Most of the mineralisation occurs as very fine-grained native (free) gold and electrum, disseminated in quartz-stockwork veins and microfractures within strongly silicified and brecciated rhyolite flows, domes and associated sediments.
Gold mineralisation is believed to have centred along the main northeast-trending structural corridor and is classified as Leslie Ann, Jumbo South, Jumbo, Hart Tunnel, and Oro Belle deposits.
Castle Mountain gold mine reserves
The proven and probable ore reserves at Castle Mountain mine are estimated to be 197.6Mt of ore, containing 3.6Moz of graded at 0.56g/t Au.
Mining and ore processing at Castle Mountain
Conventional open-pit methods of mining will be applied at the gold mine. The stockpiled low-grade material mined from the Oro Belle and Jumbo pits from previous operations will serve as the initial feed for the project, while the feed for the second phase will be sourced from the Main Trend and South Domes pits.
The mining plan envisages contract mining operations during the first four years, while pre-stripping and grade control operations will be primarily undertaken using the company’s own mining fleet.
In the first phase, ore will be placed on the heap leach pad in 15m lifts at a rate of 12,700 tonnes per day (tpd) and leached. The resultant solution will be operated in a new adsorption, desorption and refining plant (ADR), which is capable of treating 400m³/h of pregnant solution to produce doré bars.
Under the second phase, the solution handling unit and the ADR plant capacity will be expanded to receive the additional flow from the increased ROM heap leaching operations and loaded carbon from the carbon-in-leach (CIL) plant. The renewed plant is anticipated to treat 1,900m³ of ore an hour to produce doré bars.
The CIL circuit will feature a three-stage crushing circuit, ball mill, a gravity circuit, a leaching circuit, and an Acacia high-intensity leach circuit, in addition to cyanide destruction and mill fines filtration circuits.
Loaded carbon from the CIL circuit will be treated in ROM desorption and recovery circuits.

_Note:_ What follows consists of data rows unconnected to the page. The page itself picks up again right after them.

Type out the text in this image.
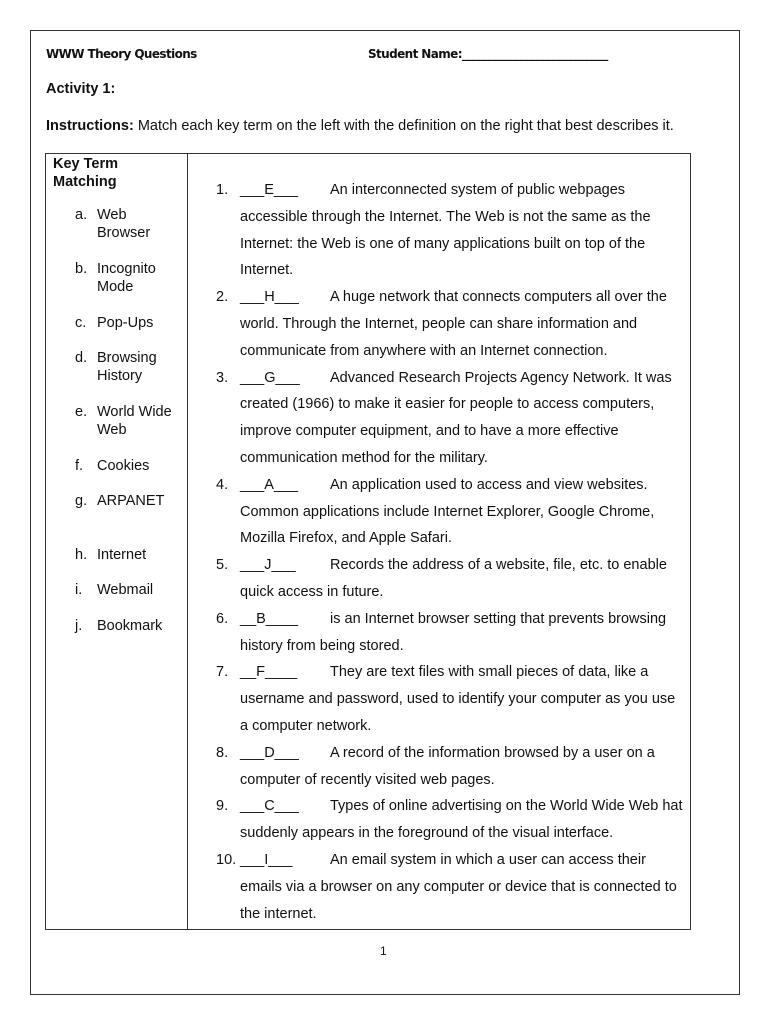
WWW Theory Questions	Student Name:___________________________
Activity 1:
Instructions: Match each key term on the left with the definition on the right that best describes it.
Key Term Matching
a. Web Browser
b. Incognito Mode
c. Pop-Ups
d. Browsing History
e. World Wide Web
f. Cookies
g. ARPANET
h. Internet
i.	Webmail
j.	Bookmark
1. ___E___ An interconnected system of public webpages accessible through the Internet. The Web is not the same as the Internet: the Web is one of many applications built on top of the Internet.
2. ___H___ A huge network that connects computers all over the world. Through the Internet, people can share information and communicate from anywhere with an Internet connection.
3. ___G___ Advanced Research Projects Agency Network. It was created (1966) to make it easier for people to access computers, improve computer equipment, and to have a more effective communication method for the military.
4. ___A___ An application used to access and view websites. Common applications include Internet Explorer, Google Chrome, Mozilla Firefox, and Apple Safari.
5. ___J___ Records the address of a website, file, etc. to enable quick access in future.
6. __B____ is an Internet browser setting that prevents browsing history from being stored.
7. __F____ They are text files with small pieces of data, like a username and password, used to identify your computer as you use a computer network.
8. ___D___ A record of the information browsed by a user on a computer of recently visited web pages.
9. ___C___ Types of online advertising on the World Wide Web hat suddenly appears in the foreground of the visual interface.
10. ___I___	An email system in which a user can access their emails via a browser on any computer or device that is connected to the internet.
1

Infrastructure facilities at Castle Mountain
On-site propane generators will supply the power required for the first phase operations, while that for the second phase operations will be sourced from a substation located near the town of Searchlight, Nevada, through a proposed 69kV powerline.
Water required for the first phase of operations will be collected from existing wells at the project site. Equinox proposes to collect water for phase two operations from the existing water wells and from additional water sources nearby.
The project is accessible year-round by paved highways and well-maintained gravel roads.
Contractors involved
Kappes Cassiday & Associates consolidated the PFS of the Castle Mountain gold project.
Mine Technical Services prepared the mineral resource estimates for the project as part of the PFS, while Global Resource Engineering prepared the mineral reserves, mine plan and mining sections.
Call & Nicholas prepared the mine geotechnical section, while Lilburn Corporation drafted the environmental matters as part of the PFS. Geo-Logic Associates prepared the heap leach pad and hydrogeology aspects of the study.